The AIDS Health Care Foundation testing team, from left to right: Beji Johnson, Juba Johnson, Amber Young, Ses Soltani, Tanajsha Thomas, Bianca Crown, and Dale Gluth.
By Jesse Brooks
Over 20,000 people participated in Oakland Pride on Labor Day weekend, celebrating the lesbian, gay, bisexual and transgender community at Northern California’s second largest Pride festival.
The event blocked off 12-square-blocks Sept. 2 in the downtown area, where free HIV testing was offered at different locations by many organizations.
“I was looking for community, and I found it in Oakland,” Said Monica Anderson, who has been the event’s entertainment coordinator since 2010. “The great thing about Oakland Pride,” she said, “is that it just seems like a natural fit for a city like Oakland.
“With its roots of revolution, pride’s resurrection was not to create something new but to celebrate what was already here, and that’s what we’ve done in a way where there’s no discomfort to anyone.”
Now its third consecutive year, the 2012 festival featured musical and dance acts on four stages, local artists as well as headliners.

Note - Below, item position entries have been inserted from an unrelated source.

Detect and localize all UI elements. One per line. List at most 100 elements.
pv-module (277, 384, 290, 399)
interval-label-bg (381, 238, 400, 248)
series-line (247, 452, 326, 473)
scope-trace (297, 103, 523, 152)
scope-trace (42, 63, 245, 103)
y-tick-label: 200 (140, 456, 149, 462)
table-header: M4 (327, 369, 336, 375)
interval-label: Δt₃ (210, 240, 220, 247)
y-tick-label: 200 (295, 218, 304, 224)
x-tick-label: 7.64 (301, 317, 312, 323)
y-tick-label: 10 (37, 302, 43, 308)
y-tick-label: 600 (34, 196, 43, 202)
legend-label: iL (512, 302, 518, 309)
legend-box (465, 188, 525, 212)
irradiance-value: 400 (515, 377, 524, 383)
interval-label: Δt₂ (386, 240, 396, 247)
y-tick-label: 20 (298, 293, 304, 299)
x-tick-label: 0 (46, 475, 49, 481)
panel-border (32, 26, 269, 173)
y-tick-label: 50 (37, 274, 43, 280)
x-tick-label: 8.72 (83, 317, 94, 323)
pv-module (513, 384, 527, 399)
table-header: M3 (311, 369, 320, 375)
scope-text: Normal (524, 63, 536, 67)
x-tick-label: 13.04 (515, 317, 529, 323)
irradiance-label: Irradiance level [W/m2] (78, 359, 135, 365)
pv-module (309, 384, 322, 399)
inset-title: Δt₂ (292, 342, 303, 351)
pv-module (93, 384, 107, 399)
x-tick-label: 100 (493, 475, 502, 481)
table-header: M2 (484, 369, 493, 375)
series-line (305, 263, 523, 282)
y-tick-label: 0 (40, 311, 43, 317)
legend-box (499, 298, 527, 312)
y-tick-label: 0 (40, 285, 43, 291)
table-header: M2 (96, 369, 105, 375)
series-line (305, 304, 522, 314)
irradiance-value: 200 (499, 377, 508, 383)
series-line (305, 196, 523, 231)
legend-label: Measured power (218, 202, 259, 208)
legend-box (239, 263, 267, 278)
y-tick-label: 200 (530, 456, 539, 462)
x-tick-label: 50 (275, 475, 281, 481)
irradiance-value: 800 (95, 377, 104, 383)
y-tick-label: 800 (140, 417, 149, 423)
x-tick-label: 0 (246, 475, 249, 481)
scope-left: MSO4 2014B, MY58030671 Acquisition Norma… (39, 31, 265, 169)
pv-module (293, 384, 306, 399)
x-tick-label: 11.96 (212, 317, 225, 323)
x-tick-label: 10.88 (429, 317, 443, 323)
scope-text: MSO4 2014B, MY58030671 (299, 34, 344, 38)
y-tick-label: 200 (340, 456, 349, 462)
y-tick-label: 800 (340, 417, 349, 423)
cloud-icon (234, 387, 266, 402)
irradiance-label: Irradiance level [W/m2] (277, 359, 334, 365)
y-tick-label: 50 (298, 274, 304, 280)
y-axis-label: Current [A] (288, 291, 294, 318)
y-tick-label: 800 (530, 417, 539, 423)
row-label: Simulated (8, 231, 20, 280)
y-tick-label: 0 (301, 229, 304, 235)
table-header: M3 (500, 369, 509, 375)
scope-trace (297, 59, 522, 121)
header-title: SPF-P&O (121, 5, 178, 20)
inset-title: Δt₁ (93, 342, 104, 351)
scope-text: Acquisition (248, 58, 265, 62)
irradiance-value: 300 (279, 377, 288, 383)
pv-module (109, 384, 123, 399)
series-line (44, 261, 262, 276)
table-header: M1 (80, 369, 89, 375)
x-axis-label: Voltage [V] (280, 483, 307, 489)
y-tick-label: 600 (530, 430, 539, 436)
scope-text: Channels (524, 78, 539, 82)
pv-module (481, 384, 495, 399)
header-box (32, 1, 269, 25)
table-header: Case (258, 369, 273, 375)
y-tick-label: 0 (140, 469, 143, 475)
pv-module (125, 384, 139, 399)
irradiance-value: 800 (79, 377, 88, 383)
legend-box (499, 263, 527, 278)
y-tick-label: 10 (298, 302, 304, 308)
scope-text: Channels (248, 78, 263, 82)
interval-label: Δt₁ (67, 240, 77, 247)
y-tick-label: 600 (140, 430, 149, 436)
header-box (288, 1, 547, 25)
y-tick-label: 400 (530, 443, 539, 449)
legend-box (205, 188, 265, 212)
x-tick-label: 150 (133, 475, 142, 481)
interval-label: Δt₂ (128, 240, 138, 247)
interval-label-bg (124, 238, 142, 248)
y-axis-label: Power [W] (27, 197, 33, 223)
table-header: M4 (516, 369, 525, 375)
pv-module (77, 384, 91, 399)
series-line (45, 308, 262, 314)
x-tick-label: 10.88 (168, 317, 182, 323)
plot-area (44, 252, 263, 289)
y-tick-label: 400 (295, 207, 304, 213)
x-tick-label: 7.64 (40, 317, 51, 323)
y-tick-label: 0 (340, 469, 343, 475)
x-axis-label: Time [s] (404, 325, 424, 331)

Acts included musical dance diva CeCe Peniston, hip-hop artist Rah Digga, San Francisco native and former member of “The Roots” Martin Luther and local rapper Clyde Carson.
A section was cordoned off for children, offering face painting, balloon art, and real life storybook characters.
Also on hand were testing organizations like AIDS Project of the East Bay (APEB), which have been serving a diverse population of HIV positive gay men in Northern California outside of San Francisco since 1983. This was the group’s third year at Oakland Pride but the first time offering free rapid HIV testing, along with counseling and referral services.
Other testing organizations were the AIDS Healthcare Foundation, Volunteers of America, the HIV Education and Prevention Project of Alameda County (HEPPAC) and Get Screened Oakland, which hosted a “Sex in the City Lounge,” a place to hang out while waiting for 20-minute HIV test results.
Sex in the City Lounge visitors were invited to drink mocktails, talk with counselors, receive condoms, play cards or dominoes or obtain blood pressure screening from Walgreens.
According Braunz, HEPPAC’s Program Coordinator, “We want to normalize HIV awareness and screening and encourage our community to make safer choices within our diverse spectrum.”
Although there were some acts of vandalism from a group claiming to be a part of Occupy Oakland, the festival went on without incident.